578 Background: BV is widely used for treatment of metastatic colorectal cancer (mCRC) patients. Although BV was often administrated to mCRC patients in combination with oxaliplatin, optimal schedule remains unclear. Many mCRC patients cannot continue to use oxalipatin because of cumulative neurotoxity, which decreases patient's QOL and motivation.We postulated that modification of oxaliplatin schedule would improve TTF in intermittent oxaliplatin usage. Therefore, we planned to use BV with original OPTIMOX1 adiministration schedule; modified oxaliplatin dose (85 mg/m3).
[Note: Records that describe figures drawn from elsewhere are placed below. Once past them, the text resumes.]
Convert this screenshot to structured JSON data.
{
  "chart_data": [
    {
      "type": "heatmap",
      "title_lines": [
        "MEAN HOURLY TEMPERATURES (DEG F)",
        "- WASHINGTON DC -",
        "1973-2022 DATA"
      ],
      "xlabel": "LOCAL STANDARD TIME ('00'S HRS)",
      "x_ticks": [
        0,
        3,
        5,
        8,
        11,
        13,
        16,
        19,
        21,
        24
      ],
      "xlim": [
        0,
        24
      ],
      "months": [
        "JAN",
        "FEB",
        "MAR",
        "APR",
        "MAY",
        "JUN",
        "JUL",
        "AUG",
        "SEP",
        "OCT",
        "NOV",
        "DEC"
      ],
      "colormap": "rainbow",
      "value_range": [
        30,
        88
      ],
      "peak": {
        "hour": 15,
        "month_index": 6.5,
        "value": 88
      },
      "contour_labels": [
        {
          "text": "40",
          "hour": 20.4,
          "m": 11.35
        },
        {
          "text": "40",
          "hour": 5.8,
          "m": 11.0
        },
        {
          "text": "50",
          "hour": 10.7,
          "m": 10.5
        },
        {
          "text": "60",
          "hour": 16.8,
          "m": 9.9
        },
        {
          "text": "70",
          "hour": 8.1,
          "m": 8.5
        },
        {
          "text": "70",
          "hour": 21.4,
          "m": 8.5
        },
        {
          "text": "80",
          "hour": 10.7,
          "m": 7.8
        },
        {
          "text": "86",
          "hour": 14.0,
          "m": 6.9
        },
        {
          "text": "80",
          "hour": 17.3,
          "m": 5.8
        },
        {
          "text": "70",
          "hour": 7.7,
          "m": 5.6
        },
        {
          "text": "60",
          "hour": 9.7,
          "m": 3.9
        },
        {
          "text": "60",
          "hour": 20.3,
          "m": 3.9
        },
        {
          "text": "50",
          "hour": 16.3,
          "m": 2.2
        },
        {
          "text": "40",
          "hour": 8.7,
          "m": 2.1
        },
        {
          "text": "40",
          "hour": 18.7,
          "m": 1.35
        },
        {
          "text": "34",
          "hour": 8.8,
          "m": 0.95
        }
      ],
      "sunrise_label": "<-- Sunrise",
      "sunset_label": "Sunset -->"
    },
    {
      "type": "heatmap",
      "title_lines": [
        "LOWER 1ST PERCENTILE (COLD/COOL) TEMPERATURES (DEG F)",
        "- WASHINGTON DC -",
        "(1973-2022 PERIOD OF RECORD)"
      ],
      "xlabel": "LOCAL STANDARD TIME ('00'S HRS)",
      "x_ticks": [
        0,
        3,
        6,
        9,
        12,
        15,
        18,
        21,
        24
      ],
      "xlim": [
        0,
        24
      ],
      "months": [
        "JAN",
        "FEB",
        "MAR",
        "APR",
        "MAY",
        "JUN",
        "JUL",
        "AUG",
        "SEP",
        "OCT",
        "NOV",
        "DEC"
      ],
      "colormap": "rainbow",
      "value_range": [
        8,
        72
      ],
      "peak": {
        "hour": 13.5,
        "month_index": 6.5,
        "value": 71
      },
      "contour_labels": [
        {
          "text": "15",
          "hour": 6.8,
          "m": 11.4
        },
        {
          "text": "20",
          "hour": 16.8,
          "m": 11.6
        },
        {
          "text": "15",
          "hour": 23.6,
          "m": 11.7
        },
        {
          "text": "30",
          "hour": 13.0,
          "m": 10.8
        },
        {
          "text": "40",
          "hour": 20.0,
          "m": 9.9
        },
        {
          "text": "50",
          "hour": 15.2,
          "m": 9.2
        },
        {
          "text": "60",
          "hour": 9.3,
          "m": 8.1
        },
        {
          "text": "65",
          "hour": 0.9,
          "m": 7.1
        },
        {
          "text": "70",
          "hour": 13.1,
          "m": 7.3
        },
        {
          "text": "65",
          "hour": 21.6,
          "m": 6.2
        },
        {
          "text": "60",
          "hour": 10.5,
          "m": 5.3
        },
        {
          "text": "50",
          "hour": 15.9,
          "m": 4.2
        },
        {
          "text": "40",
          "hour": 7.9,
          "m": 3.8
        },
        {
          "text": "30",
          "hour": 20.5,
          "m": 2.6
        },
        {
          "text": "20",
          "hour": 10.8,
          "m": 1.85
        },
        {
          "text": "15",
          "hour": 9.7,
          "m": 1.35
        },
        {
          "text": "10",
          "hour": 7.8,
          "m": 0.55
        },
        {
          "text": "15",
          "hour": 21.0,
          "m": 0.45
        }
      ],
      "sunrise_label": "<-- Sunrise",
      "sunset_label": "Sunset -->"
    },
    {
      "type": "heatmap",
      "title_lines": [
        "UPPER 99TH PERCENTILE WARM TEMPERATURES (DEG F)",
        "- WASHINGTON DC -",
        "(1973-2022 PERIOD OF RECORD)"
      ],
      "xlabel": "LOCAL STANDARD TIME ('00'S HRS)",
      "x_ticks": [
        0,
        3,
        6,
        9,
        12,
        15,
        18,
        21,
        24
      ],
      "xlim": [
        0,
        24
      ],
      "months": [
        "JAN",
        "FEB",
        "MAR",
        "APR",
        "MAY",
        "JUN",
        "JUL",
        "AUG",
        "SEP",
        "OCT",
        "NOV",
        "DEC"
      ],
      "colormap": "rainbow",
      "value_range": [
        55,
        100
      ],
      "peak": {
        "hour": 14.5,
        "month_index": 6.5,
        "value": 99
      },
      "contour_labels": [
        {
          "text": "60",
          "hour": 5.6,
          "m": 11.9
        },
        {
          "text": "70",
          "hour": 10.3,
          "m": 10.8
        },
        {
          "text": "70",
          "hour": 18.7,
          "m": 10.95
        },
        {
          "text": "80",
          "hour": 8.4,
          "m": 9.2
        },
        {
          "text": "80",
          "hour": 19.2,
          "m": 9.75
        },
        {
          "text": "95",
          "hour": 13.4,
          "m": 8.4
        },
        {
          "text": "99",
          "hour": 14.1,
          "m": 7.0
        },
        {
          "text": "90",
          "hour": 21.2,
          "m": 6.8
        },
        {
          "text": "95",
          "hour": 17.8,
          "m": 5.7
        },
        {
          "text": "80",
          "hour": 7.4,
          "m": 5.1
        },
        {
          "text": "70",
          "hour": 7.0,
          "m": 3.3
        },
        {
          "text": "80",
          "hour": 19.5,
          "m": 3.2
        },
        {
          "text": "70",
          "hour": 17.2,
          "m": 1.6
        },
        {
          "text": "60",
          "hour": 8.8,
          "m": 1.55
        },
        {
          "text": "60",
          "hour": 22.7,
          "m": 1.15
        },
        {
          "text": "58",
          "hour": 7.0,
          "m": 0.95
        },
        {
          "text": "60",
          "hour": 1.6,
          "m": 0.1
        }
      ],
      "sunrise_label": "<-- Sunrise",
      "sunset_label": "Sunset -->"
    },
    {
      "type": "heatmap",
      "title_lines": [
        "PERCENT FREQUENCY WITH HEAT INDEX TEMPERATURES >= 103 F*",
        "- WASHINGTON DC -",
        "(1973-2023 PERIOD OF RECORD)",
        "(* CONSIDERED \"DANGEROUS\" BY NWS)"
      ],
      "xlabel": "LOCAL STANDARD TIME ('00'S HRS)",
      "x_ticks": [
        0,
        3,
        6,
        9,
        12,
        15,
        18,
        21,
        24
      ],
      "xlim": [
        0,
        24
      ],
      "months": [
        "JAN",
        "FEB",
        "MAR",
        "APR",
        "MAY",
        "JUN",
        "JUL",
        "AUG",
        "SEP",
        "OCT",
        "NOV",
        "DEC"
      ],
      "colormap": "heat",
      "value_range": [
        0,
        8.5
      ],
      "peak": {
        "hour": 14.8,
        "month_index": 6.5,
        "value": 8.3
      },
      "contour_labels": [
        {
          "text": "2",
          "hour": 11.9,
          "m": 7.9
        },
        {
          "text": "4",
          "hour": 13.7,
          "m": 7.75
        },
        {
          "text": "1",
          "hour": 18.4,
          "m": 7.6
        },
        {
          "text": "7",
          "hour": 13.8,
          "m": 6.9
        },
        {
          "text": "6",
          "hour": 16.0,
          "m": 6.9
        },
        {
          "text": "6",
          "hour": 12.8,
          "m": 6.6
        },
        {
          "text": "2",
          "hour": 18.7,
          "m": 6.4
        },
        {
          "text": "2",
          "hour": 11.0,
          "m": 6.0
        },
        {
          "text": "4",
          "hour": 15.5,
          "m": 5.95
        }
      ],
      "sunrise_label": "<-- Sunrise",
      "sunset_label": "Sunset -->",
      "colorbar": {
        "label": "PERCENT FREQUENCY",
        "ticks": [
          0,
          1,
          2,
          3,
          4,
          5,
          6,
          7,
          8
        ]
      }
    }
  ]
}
Methods: Patients were enrolled with the criteria excluding neuropathy, PS ≥ 1, or no previous usage of oxaliplatin and BV, and then were received modified FOLFOX6 regimen (L-OHP 85 mg/m2, l-LV 200 mg/m2, 5-FU 400 mg/m2 bolus, 5-FU 2,400 mg/m2 46h continuous infusion) plus BV (5 mg/kg) q2wks x 6 cycles, followed sLV5FU2 (omit L-OHP) plus BV x 12 cycles regimen. After that, oxaliplatin reintroduction was done and mFOLFOX6 plus BV regimen was continued until PD. The evaluation of antitumor effect was done according to RECIST Criteria. Results: 40 patients accrued this trial. Median age was 65 years old. PS0: 89.5%, male: 75%, female: 25%, colon: 65.8%, rectal: 31.6%,colon + rectal: 2.6%. During initial 6 cycles of chemotherapy, 90% patients could continue chemotherapy. Response rate was 50%, and clinical benefit (including SD) was 92.1%. During Intial 6 cycles, G3 neuropathy occurred 2.6%, and G2 were 5%. Most frequent toxicity (≥G3) was neutropenia (30.8%) and anorexia (5.3%). One patient could complete the scheduled regimen. This patient continued mFOLFOX6+BV for 12 cycles after reintroduction keeping with PS 0, and was received FOLFIRI+BV regimen as second-line chemotherapy. Further information are under examination. Conclusions: This administration schedule was well tolerated and could continue chemotherapy longer than usual method. sLV5FU2+BV regimen was not affected reintroduction rate and progression free survival. BV with mOPTIMOX1 regimen can be expected to become a good treatment options for mCRC patients. No significant financial relationships to disclose.